Ethereum’s price has been struggling to break above the $2,000 mark in the last week, facing significant downward pressure that has kept it below this key level. This trend of bearish dominance has been prevalent in the wider crypto market since early March, with sellers maintaining control.
Recent technical analysis utilizing Elliott Wave theory suggests that Ethereum is likely to continue facing downward pressure in the near future. A crypto analyst on TradingView known as behdark has identified an ABC correction pattern forming in Ethereum’s price structure. This correction pattern has been unfolding since November 2021 and spans over three and a half years.
The ABC correction pattern consists of three waves – A, B, and C. Wave A represents the initial decline, wave B is a temporary retracement, and wave C is the final downward leg.
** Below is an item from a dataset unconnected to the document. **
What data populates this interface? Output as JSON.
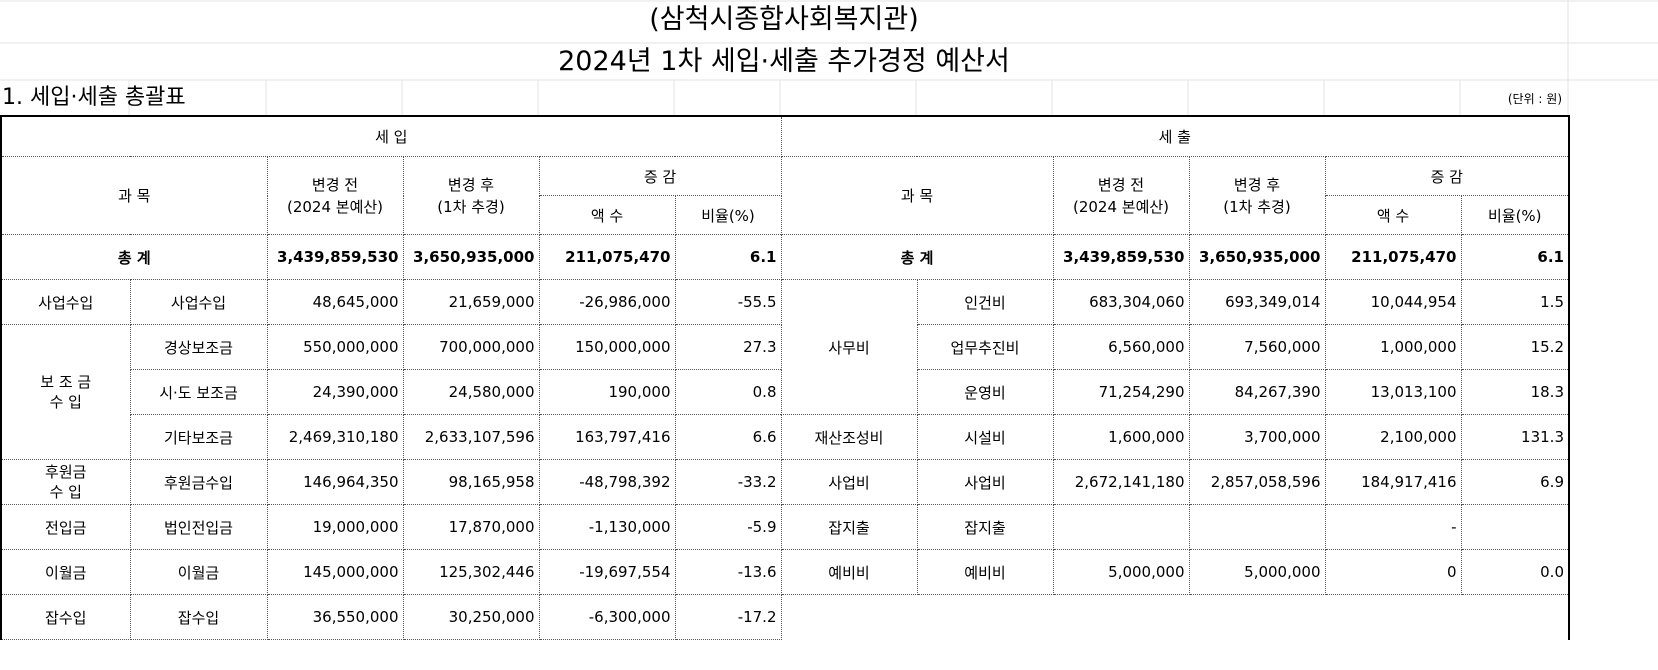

The completion of wave B suggests that Ethereum is now poised for a prolonged decline, with wave C expected to extend beyond wave A.
The analyst has identified two potential demand zones for Ethereum, labeled as “Demand 1” and “Demand 2.” The first demand zone, between $1,350 and $1,080, may provide some buying pressure to halt the continuation of wave C. However, if this zone fails to hold, Ethereum could experience a deeper correction towards the second demand zone, between $760 and $530.
In the event that Ethereum reaches the second demand zone, it could present a buying opportunity for bullish traders as it marks the beginning of the next five impulse waves. The analyst has set an invalidation level at $2,941, stating that a daily candle close above this level would nullify the bearish scenario.
As of the time of writing, Ethereum is trading at $1,930, with the likelihood of breaking above $2,941 in the short term appearing slim based on the current price structure. Traders will be closely monitoring Ethereum’s price movements in the coming days to see if it can break out of its current bearish trend.
Overall, Ethereum’s price outlook remains bearish in the short to mid-term, with the potential for further downside before a potential reversal. Traders and investors should exercise caution and closely follow technical analysis to make informed decisions in this volatile market.